Self-trapping nature of Tl nanoclusters on Si(111)-7$\times$7 surface

TL;DR

This study reveals that Tl nanoclusters on Si(111)-7x7 surface are highly mobile and self-trapped within faulted half unit cells at room temperature, with multiple metastable phases influencing their electronic and structural properties.

Contribution

It provides the first detailed investigation combining spectroscopy and first principles calculations showing the self-trapping and metastability of Tl nanoclusters on Si(111)-7x7 surface.

Findings

Tl nanoclusters form within faulted half unit cells at RT.

Multiple metastable phases exist for Tl nanoclusters.

Tl atoms are highly mobile and self-trapped, affecting surface states.

Abstract

We have investigated electronic and structural properties of thallium (Tl) nanoclusters formed on the Si(111)-7$\times$7 surface at room temperature (RT) by utilizing photoemission spectroscopy (PES) and high-resolution electron-energy-loss spectroscopy (HREELS) combined with first principles calculations.

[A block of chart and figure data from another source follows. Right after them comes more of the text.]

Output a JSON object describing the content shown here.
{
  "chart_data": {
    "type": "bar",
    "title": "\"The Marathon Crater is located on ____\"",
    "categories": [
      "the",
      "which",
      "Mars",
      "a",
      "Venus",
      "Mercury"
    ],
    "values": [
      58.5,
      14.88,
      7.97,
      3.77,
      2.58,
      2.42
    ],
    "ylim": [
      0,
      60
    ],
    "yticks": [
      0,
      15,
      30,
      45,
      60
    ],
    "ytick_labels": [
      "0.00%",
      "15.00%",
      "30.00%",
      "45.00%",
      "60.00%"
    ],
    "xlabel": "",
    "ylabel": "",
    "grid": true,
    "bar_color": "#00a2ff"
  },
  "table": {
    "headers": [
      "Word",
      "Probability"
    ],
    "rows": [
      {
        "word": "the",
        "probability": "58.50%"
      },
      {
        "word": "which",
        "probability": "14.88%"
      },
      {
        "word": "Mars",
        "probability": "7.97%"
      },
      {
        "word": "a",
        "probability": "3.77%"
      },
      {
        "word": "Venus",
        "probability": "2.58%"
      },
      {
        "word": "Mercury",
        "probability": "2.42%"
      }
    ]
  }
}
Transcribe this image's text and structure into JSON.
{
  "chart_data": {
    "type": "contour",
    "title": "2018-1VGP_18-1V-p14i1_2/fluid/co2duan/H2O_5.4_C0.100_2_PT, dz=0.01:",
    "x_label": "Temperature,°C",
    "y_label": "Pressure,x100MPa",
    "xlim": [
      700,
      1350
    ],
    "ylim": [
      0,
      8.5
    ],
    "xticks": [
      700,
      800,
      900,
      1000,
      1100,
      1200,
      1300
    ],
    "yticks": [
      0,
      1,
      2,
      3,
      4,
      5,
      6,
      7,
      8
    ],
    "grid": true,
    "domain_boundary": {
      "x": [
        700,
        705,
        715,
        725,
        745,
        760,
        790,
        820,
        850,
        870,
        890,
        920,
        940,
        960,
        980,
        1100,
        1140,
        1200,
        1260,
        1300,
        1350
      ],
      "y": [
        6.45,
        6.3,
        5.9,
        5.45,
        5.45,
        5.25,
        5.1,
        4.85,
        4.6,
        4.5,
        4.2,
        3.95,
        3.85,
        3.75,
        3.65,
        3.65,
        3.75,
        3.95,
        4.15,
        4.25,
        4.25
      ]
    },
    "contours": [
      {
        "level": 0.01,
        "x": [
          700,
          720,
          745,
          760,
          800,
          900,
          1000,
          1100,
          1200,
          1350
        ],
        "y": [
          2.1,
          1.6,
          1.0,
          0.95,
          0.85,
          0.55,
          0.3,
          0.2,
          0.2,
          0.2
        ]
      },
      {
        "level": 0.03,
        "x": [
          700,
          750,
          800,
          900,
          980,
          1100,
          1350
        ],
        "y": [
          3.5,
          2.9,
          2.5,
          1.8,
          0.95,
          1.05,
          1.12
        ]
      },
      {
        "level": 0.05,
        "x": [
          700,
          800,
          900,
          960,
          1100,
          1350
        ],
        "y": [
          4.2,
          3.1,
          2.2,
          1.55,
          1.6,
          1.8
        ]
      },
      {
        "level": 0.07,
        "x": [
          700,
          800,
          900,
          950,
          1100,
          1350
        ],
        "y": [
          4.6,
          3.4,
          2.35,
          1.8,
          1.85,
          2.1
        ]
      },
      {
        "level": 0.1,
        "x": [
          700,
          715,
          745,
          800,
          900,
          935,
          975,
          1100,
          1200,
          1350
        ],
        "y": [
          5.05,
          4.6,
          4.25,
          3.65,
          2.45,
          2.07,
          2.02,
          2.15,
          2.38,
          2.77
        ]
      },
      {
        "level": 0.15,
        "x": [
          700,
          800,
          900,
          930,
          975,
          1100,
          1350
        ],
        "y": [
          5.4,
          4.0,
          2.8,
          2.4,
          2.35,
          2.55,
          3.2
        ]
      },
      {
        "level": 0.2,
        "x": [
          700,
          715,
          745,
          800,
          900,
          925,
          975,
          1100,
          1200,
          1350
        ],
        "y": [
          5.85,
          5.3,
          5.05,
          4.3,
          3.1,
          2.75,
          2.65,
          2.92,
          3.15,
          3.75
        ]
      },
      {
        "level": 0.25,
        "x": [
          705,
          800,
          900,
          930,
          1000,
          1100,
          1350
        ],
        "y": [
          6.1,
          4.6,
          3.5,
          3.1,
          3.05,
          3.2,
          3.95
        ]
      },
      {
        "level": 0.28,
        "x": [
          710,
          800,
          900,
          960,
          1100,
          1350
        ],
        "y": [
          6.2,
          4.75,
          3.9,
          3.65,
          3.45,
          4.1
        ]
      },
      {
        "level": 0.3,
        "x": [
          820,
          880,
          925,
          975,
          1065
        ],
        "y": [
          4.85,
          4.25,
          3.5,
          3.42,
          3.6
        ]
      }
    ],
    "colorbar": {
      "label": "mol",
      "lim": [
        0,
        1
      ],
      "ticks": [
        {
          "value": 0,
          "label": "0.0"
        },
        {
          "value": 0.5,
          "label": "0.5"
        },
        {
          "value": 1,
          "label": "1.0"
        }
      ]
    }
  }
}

Our PES data show that the state S2 stemming from Si restatoms remains quite inert with Tl coverage $\theta$ while S1 from Si adatoms gradually changes, in sharp contrast with the rapidly decaying states of Na or Li nanoclusters. No Tl-induced surface state is observed until $\theta$=0.21 ML where Tl nanoclusters completely cover the faulted half unit cells (FHUCs) of the surface. These spectral behaviors of surface states and a unique loss peak L$_2$ associated with Tl in HREELS spectra indicate no strong Si-Tl bonding and are well understood in terms of gradual filling of Si dangling bonds with increasing $\theta$. Our calculational results further reveal that there are several metastable atomic structures for Tl nanoclusters at RT transforming from each other faster than 10$^{10}$ flippings per second. We thus conclude that the highly mobile Tl atoms form self-trapped nanoclusters within FHUC at RT with several metastable phases. The mobile and multi-phased nature of Tl nanoclusters not only account for all the existing experimental observations including the fuzzy scanning tunneling microscope images and a dynamical model proposed by recent x-ray study but also provides an example of self-trapping of atoms in a nanometer-scale region.